According to the paperwork everyone had to fill out and the school psychologists observations, he is hyperactive (duh!), aggressive, anxious, depressed, inattentive, atypical, withdrawn, unable to adapt, has poor social skills, poor leadership skills and poor functional communication.  He also has poor study skills.

Now onto the sensory profile report.  He was observed by the districts occupational therapist throughout an entire school day. 

He has a definite difference than his "normal" peers in:

Auditory Processing

Touch - processing tactile information

Behavior- appropriately responding to differences in sensory processing

He has a difference in:

Visual- processing visual information

Movement- processing vestibular information

She said that these areas will definitely provide challenges for Boyd.  Sensory input for him is confusing, upsetting or just not meaningful to him.

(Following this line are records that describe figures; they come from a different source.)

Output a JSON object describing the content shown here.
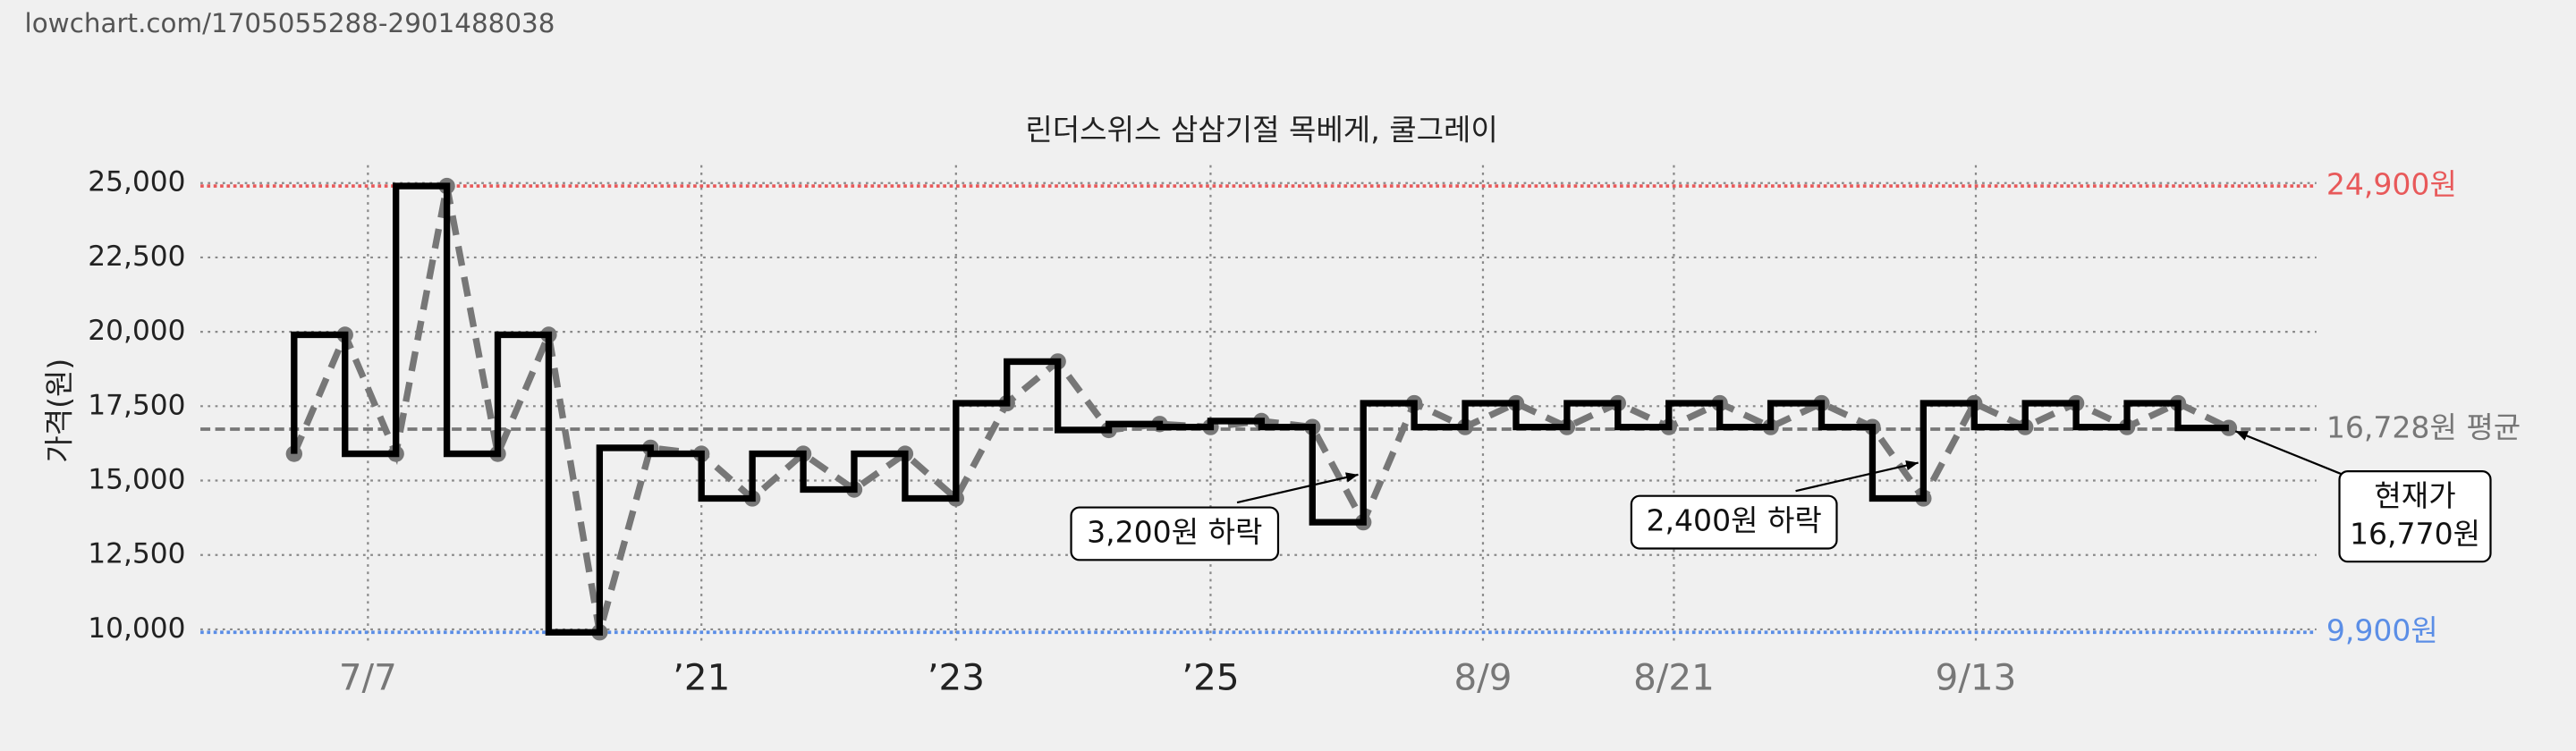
{
  "url": "lowchart.com/1705055288-2901488038",
  "chart_data": {
    "type": "price-step",
    "title": "린더스위스 삼삼기절 목베게, 쿨그레이",
    "ylabel": "가격(원)",
    "series": [
      {
        "name": "가격",
        "color": "#000000",
        "values": [
          15900,
          19900,
          15900,
          24900,
          15900,
          19900,
          9900,
          16100,
          15900,
          14400,
          15900,
          14700,
          15900,
          14400,
          17600,
          19000,
          16700,
          16900,
          16800,
          17000,
          16800,
          13600,
          17600,
          16800,
          17600,
          16800,
          17600,
          16800,
          17600,
          16800,
          17600,
          16800,
          14400,
          17600,
          16800,
          17600,
          16800,
          17600,
          16770
        ]
      }
    ],
    "xlim": [
      -1.84,
      39.72
    ],
    "xticks": [
      {
        "value": 1.45,
        "label": "7/7"
      },
      {
        "value": 8,
        "label": "’21"
      },
      {
        "value": 13,
        "label": "’23"
      },
      {
        "value": 18,
        "label": "’25"
      },
      {
        "value": 23.35,
        "label": "8/9"
      },
      {
        "value": 27.1,
        "label": "8/21"
      },
      {
        "value": 33.03,
        "label": "9/13"
      }
    ],
    "ylim": [
      9500,
      25600
    ],
    "yticks": [
      {
        "value": 10000,
        "label": "10,000"
      },
      {
        "value": 12500,
        "label": "12,500"
      },
      {
        "value": 15000,
        "label": "15,000"
      },
      {
        "value": 17500,
        "label": "17,500"
      },
      {
        "value": 20000,
        "label": "20,000"
      },
      {
        "value": 22500,
        "label": "22,500"
      },
      {
        "value": 25000,
        "label": "25,000"
      }
    ],
    "grid": true,
    "reference_lines": [
      {
        "value": 24900,
        "label": "24,900원",
        "color": "#e8595a"
      },
      {
        "value": 16728,
        "label": "16,728원 평균",
        "color": "#777777"
      },
      {
        "value": 9900,
        "label": "9,900원",
        "color": "#5b8ee6"
      }
    ],
    "annotations": [
      {
        "text": "3,200원 하락",
        "point": 20
      },
      {
        "text": "2,400원 하락",
        "point": 31
      }
    ],
    "current": {
      "lines": [
        "현재가",
        "16,770원"
      ],
      "point": 38
    }
  }
}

In other testing she did he has definite difference in

Avoiding- basically he has low neurological thresholds for sensory input so to avoid it he will either engage in disruptive behavior, emotional outbursts or withdrawing.  He also creates rituals for his life.  He can also be stubborn or controlling to keep from situations that will cause him to be bombarded with stimuli.

He also has a difference  in:
Registration- this is why he tends to be uninterested and has dull and flat expressions.  He appears apathetic and self absorbed.  It is also why he seems to be tired all the time.

Seeking- he makes noises while working, fidgets, rubs and explores objects with his skin, chews on things, and wraps his body around things.

Sensitivity- this is when he checks out and when he gets upset if you interrupt him or talk to him while he is doing something.

She said the difficulty is going to be finding the right amount of sensory input without giving him too much.  She is going to work with him and the teacher.  They do have a room he can go to if he gets overwhelmed.

Hearing... they are installing a tower system in the classroom to amplify the teachers voice AND they are getting him an FM system.  The FM system is an attachment for his hearing aides that are connected to a microphone that the teacher wears around her neck.  It puts her voice directly into his ears and it cuts back on a lot of the background noise.  That should be in place sometime this week.

Speech.. he didn't qualify for "formal" help, but she is going to pull him out of class once a month and give him informal help with the few sounds he has trouble pronouncing.

As for getting him to school, I asked if they have someone outside who could make sure he doesn't run off if I tried to just put him on the bus.  They don't.  However, the school psychologist was going to call and see if she could get him on the special services bus.  They are curb to curb and there is an aide who would walk him into school.  He has gone into school without as much fight 4 days in a row. 

They did say that for the purpose of school services, he is disabled.  I hate that word.  My brain knew that all of his problems are disabilities, but hearing someone call your child disabled is heartbreaking. 

I will say that all of this has helped me to understand him and why he is the way he is a lot better.  The occupational therapists report, especially.  The meeting in general pulled me back a little bit further from the edge. 

They hadn't heard how he did on his PEAK testing yet, but the teacher won't be there until Wednesday, so probably sometime at the end of the week.  They don't see how he could NOT be in. 

They told me over and over again that he was very diligent and would not give up.  That makes me so proud and happy.  Persistence is something he is going to need to make it through his alphabet ridden life.

As of right now, I am relieved and hopeful.  As long as they hold up their end, he just might make it through the year.